Why do you think the huge energy waste wont be a deal breaker?
The energy used needn't increase as the network is used more, so the current situation needn't get worse. As the block reward halves, it will become easier to manage the total cost of mining by controlling transaction fees.
(I think the opposite will happen. The energy cost of Bitcoin will likely reduce over time, for the reason given below.)
What will happen when all BTC are mined?
The hope is that the total transaction fees per block will rise to compensate. Partly by the number of transactions increasing, but if necessary the fee per transaction can be increased. In the short term, the real-world value of Bitcoin may increase, too. If Bitcoin doubles in value every 4 years, that will nicely counter-act the block reward halving every 4 years, even if transaction fees and number of transactions stays the same. (I say this is a short-term effect because I don't believe any economy can sustain that growth indefinitely.)
Alternatively, the number of miners will reduce until it balances.
Another way of putting it is that no-one really knows. It may end up in a downward spiral of higher fees, hence fewer transactions, hence lower mining income, hence fewer miners, hence network less secure, hence less trust in the currency, hence less demand for Bitcoins, hence lower real-world value. One reason I think Nxt is important is that I think Bitcoin may (slowly) die in this way. Not "will", but it's a high enough risk to be worth hedging against.
The question is: How high will the transaction rate have to be to incentivise enough miners to keep the network secure?
Or: How low can the difficulty fall for the network to be considered secure?
It won't be a problem because the number of minors won't change suddenly. While a drop of 50% in the block reward seems like a lot, it really isn't, because it's the some order of magnitude. It would be a big drop if it happened without warning, but minors plan their purchases will in advance.
It won't be a problem for the miners because they can drop out in good time. However, that doesn't answer the question. As the miners stop investing, the network becomes less secure.
The security of the network against an outside attack is roughly what it would cost to mount such an attack, which is roughly what it would cost to acquire 51% of the hashing power, which for reasons of economics is directly proportional to the real-world value that miners get paid for mining one block. So if the block reward halves, and Bitcoin value, transaction volume and fee-per-transaction stay the same, then the security of the network halves. So it's really a question of how low can it get before it matters.

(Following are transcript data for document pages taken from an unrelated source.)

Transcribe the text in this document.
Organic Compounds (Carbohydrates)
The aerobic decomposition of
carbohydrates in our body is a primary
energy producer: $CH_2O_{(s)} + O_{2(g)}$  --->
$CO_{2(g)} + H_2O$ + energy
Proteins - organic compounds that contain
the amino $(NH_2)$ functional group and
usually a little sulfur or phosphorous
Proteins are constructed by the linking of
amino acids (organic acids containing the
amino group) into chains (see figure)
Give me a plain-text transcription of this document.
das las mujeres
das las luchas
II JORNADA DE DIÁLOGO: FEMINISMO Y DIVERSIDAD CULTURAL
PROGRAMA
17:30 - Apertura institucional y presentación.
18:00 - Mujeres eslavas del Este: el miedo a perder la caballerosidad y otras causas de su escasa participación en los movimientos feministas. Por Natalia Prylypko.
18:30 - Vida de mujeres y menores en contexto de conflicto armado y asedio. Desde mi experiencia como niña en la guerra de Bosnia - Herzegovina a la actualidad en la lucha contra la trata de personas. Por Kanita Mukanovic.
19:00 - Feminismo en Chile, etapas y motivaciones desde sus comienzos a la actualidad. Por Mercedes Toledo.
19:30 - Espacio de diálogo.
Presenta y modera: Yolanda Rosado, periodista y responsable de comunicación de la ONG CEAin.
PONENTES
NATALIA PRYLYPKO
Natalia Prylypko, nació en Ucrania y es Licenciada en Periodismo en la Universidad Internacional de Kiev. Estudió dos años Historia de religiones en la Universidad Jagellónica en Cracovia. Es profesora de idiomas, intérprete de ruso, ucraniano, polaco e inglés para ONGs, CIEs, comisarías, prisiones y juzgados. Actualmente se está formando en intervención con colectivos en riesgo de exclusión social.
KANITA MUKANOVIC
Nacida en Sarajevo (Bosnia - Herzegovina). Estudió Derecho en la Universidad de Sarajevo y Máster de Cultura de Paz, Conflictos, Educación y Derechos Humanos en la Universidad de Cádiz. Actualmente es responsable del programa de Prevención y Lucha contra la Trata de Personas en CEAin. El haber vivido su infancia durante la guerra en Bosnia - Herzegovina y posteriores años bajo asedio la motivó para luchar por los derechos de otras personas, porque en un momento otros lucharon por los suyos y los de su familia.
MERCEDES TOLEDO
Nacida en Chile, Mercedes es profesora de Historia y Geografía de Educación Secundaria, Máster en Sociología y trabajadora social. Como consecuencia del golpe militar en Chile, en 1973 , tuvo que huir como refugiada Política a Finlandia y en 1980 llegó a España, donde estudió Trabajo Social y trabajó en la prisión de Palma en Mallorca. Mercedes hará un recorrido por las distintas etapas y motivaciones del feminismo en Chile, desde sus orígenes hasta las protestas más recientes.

That's a matter of opinion, and your threat model. Some say the network is already vulnerable. Some say Bitcoin it is actually over-secured now.
Personally I am in the former group. An attack might cost someone like a bank $100m. HSBC got fined $1.9bn for money laundering. UBS got fined $1.5bn for rigging Libor. If those guys felt seriously threatened by Bitcoin, $100m is easily affordable to them. Since a lot of ASICs are made in China, the Chinese government could probably do it with a phone call. A terrorist might manage it by kidnapping the ASIC manufacturer's daughter. Not to mention we've already seen hash pools hovering around 51%, that we're basically just trusting not to mount an attack. Many people in the Bitcoin community are complacent, in my view.